Michael V. Curti, Corporation Counsel, Yonkers, N.Y. (John J. Phelan of counsel), for appellants.
Gash & Associates, P.C., White Plains, N.Y. (Gary Mitchel Gash and Louis A. Badolato of counsel), for respondents.
DECISION & ORDER
In an action to recover damages for personal injuries, etc., the City of Yonkers and the City of Yonkers Board of Education appeal from so much of an order of the Supreme Court, Westchester County (Loehr, J.), dated January 31, 2013, as granted the plaintiffs' motion for summary judgment on the issue of liability.

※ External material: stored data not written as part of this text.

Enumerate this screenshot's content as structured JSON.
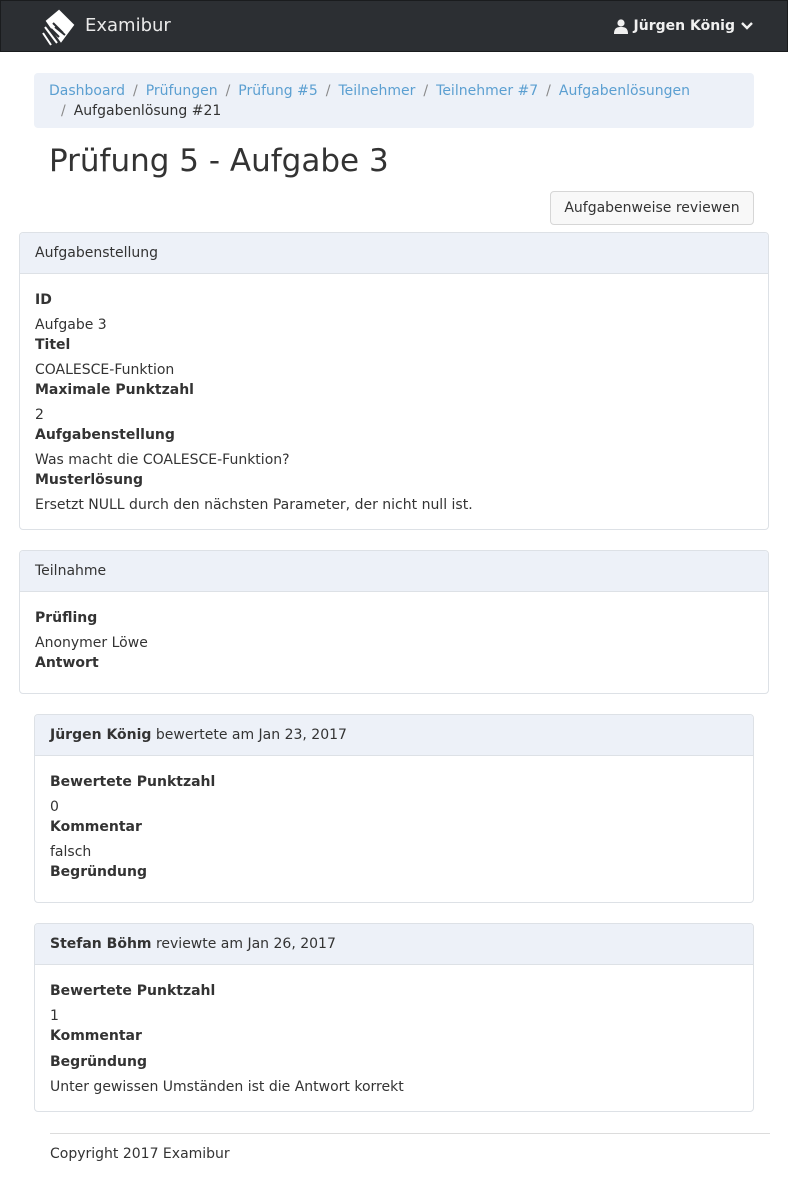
{
  "app": {
    "name": "Examibur",
    "user_name": "Jürgen König"
  },
  "breadcrumb": [
    "Dashboard",
    "Prüfungen",
    "Prüfung #5",
    "Teilnehmer",
    "Teilnehmer #7",
    "Aufgabenlösungen",
    "Aufgabenlösung #21"
  ],
  "page": {
    "title": "Prüfung 5 - Aufgabe 3",
    "review_button": "Aufgabenweise reviewen"
  },
  "task_panel": {
    "heading": "Aufgabenstellung",
    "id_label": "ID",
    "id_value": "Aufgabe 3",
    "title_label": "Titel",
    "title_value": "COALESCE-Funktion",
    "max_label": "Maximale Punktzahl",
    "max_value": "2",
    "question_label": "Aufgabenstellung",
    "question_value": "Was macht die COALESCE-Funktion?",
    "solution_label": "Musterlösung",
    "solution_value": "Ersetzt NULL durch den nächsten Parameter, der nicht null ist."
  },
  "participation_panel": {
    "heading": "Teilnahme",
    "candidate_label": "Prüfling",
    "candidate_value": "Anonymer Löwe",
    "answer_label": "Antwort"
  },
  "evaluations": [
    {
      "author": "Jürgen König",
      "action": "bewertete am Jan 23, 2017",
      "points_label": "Bewertete Punktzahl",
      "points_value": "0",
      "comment_label": "Kommentar",
      "comment_value": "falsch",
      "reason_label": "Begründung",
      "reason_value": ""
    },
    {
      "author": "Stefan Böhm",
      "action": "reviewte am Jan 26, 2017",
      "points_label": "Bewertete Punktzahl",
      "points_value": "1",
      "comment_label": "Kommentar",
      "comment_value": "",
      "reason_label": "Begründung",
      "reason_value": "Unter gewissen Umständen ist die Antwort korrekt"
    }
  ],
  "footer": {
    "text": "Copyright 2017 Examibur"
  },
  "icons": {
    "logo": "scroll-logo-icon",
    "user": "user-icon",
    "caret": "chevron-down-icon"
  },
  "colors": {
    "navbar": "#2c2f33",
    "link": "#5b9fd1",
    "panel_heading": "#edf1f8"
  }
}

ORDERED that the order is affirmed insofar as appealed from, with costs.
The Supreme Court properly granted the plaintiffs' motion for summary judgment on the issue of liability. The plaintiffs met their prima facie burden of establishing that the City of Yonkers and the City of Yonkers Board of Education (hereinafter together the City defendants) negligently installed and maintained carpeting over the concrete surfaces of the playgrounds at the infant plaintiff's school, and that they had actual knowledge of the defective condition of the carpeting, including the fact that it was ripped in places and that it did not properly adhere to the concrete surface (see Alvarez v Prospect Hosp ., 68 NY2d 320; Zuckerman v City of New York , 49 NY2d 557). The plaintiffs further established, prima facie, that this defective condition caused the infant plaintiff's tripping accident and resulting injury (see Alvarez v Prospect Hosp ., 68 NY2d 320; Zuckerman v City of New York , 49 NY2d 557). In opposition, the defendants failed to raise a triable issue of fact.
The defendants' remaining contentions are without merit.
Accordingly, the Supreme Court properly granted the plaintiffs' motion for summary judgment on the issue of liability.
DILLON, J.P., DICKERSON, COHEN and DUFFY, JJ., concur.